Eine Minderung nach §§ 634 Nr. 3, 638 Abs. 1 S. 1 BGB setzt voraus: (1) Werkvertrag (§ 631 BGB) (2) Sach- oder Rechtsmangel (§ 633 BGB) (3) Abnahme des Werkes (§ 640 BGB) (4) Minderungserklärung (§ 638 Abs. 1 S. 1 BGB) (5) Rücktrittsvoraussetzungen (§ 638 Abs. 1 S. 1 BGB: „statt zurückzutreten“) nach (a) § 323 BGB oder (b) § 326 Abs. 5 BGB (6) kein Ausschluss (z.B. § 640 Abs. 3 BGB). Werkvertragliche Gewährleistungsrechte können in Ausnahmefällen auch ohne Abnahme geltend gemacht werden. Mehr dazu findest Du in dieser Aufgabe (BGH, Urteil vom 19.01.2017, VII ZR 301/13).

3. Der Schallschutz ist an drei Stellen im Haus schlechter, als G und M vereinbart haben. Liegt ein Sachmangel nach § 633 Abs. 2 S. 1 BGB vor?

Genau, so ist das!

Eine Sache ist mangelhaft, wenn ihr Ist-Zustand negativ vom Soll-Zustand abweicht. Der Soll-Zustand richtet sich nach § 633 Abs. 2 S. 1, 2 Nr. 1, Nr. 2 BGB. Maßgeblich ist die (ausdrücklich oder konkludent) vereinbarte Beschaffenheit, die nach dem Vertrag vorausgesetzte Verwendung oder die gewöhnliche Verwendung und die Beschaffenheit, die bei Werken gleicher Art üblich ist und die der Besteller nach Art des Werkes erwarten kann. Der Schallschutz weicht negativ von der ausdrücklichen Vereinbarung von G und M ab, womit ein Sachmangel nach § 633 Abs. 2 S. 1 BGB vorliegt. Wir haben den Mangel hier verkürzt dargestellt. Wenn hier in einer Klausur Probleme angelegt sind, solltest Du sorgfältig die Soll-Beschaffenheit herausarbeiten und die negative Abweichung der Ist-Beschaffenheit prüfen. Mehrere Mängel solltest Du sauber getrennt prüfen, damit Deine Ausführungen übersichtlich bleiben.

4. Der mangelhafte Schallschutz beeinträchtigt den Wert des Gebäudes nicht. G erklärt die Minderung gegenüber M. Ist G mit ihrer Minderung erfolgreich (§ 638 Abs. 3 S. 1 BGB)?

Nein, das trifft nicht zu!

Die Tatbestandsvoraussetzungen einer Minderung sind erfüllt. Insbesondere ist die Nacherfüllungsfrist erfolglos verstrichen (§§ 323 Abs. 1, 638 Abs. 1 S. 1 BGB).

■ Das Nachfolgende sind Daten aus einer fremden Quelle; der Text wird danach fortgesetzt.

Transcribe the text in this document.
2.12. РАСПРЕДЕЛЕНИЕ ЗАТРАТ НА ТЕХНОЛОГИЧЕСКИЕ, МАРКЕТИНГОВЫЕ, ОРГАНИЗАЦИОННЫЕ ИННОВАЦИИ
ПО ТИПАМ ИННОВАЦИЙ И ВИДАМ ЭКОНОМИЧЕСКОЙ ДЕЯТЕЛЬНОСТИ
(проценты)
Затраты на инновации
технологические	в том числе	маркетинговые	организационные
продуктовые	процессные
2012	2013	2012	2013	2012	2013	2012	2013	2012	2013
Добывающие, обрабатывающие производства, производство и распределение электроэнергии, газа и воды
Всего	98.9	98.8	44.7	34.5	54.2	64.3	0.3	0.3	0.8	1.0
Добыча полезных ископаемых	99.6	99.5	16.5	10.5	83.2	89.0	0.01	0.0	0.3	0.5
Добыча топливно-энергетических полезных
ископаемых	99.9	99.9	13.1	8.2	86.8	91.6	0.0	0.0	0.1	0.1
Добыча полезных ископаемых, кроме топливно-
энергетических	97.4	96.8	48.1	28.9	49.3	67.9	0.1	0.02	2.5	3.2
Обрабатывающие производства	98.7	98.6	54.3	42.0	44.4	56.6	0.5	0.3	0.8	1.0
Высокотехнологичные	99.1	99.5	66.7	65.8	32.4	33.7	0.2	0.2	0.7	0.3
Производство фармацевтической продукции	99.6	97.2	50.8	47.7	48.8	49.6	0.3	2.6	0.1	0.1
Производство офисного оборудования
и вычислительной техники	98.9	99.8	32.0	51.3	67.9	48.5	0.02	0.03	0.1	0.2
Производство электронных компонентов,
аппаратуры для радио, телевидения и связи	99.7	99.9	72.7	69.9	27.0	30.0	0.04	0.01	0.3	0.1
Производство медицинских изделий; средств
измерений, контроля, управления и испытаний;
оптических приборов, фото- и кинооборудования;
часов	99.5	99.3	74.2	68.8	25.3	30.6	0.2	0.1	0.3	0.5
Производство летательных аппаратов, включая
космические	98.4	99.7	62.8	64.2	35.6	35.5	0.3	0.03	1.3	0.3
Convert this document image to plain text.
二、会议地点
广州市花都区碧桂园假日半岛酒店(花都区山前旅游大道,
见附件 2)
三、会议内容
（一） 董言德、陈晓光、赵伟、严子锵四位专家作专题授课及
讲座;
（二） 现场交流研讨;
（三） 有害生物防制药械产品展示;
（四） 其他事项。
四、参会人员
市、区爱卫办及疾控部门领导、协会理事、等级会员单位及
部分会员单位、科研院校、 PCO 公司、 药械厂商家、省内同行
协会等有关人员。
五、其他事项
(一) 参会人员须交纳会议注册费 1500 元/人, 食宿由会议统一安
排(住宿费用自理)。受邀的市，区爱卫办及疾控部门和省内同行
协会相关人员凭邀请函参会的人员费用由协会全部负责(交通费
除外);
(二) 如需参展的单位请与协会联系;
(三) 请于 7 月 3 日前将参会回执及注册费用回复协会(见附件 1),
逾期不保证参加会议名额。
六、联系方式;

Allerdings bleibt der Anspruch auf Rechtsfolgenseite erfolglos. Wenn der mangelhafte Schallschutz den Wert des Wohnhauses nicht verringert, ist die Minderung der Vergütung nach § 638 Abs. 3 S. 1 BGB ausgeschlossen. Im Ausgangsfall haben die Beklagten weitere Mängel vorgetragen, die den Wert des Wohnhauses gemindert haben. In einer Klausur müsstest Du sauber darstellen, ob und welche Mängel den Wert des Werkes mindern. In einer Klausur im 1. Examen solltest Du – wenn hier ein Schwerpunkt liegt – erst die übrigen Minderungsvoraussetzungen prüfen, bevor Du dieses Problem auf Rechtsfolgenseite ansprichst. Im 2. Examen kannst du regelmäßig direkt auf die Rechtsfolge springen, wenn Du den Anspruch dort ablehnst.

5. G kann Ms Werklohnforderung nicht mindern. Könnte G aber gegen Ms Forderung aufrechnen, wenn die Voraussetzungen aus §§ 387 ff. BGB erfüllt sind?

Ja!

Die Aufrechnung setzt voraus: (1) Aufrechnungserklärung (§ 388 BGB) (2) Aufrechnungslage (§ 387 BGB), d.h. (a) wechselseitige Forderungen (Haupt- und Gegenforderung) (b) Gleichartigkeit der Forderungen (c) Hauptforderung erfüllbar (d) Gegenforderung fällig und durchsetzbar (2) kein Ausschluss der Aufrechnung (insbes. §§ 392 ff. BGB). Die Reihenfolge ist nicht zwingend. Es bietet sich aber an, die Erklärung eines Gestaltungsrechts vor den weiteren Voraussetzungen zu prüfen. Im 1. Examen solltest Du klausurtaktisch vorgehen, damit Du die Schwerpunkte bearbeiten kannst. In einer Urteilsklausur darfst Du ein Gestaltungsrecht nur prüfen, wenn eine ausdrückliche oder konkludente Erklärung vorliegt (Dispositionsmaxime). In einer Anwaltsklausur müsstest Du gegebenenfalls zur Erklärung raten.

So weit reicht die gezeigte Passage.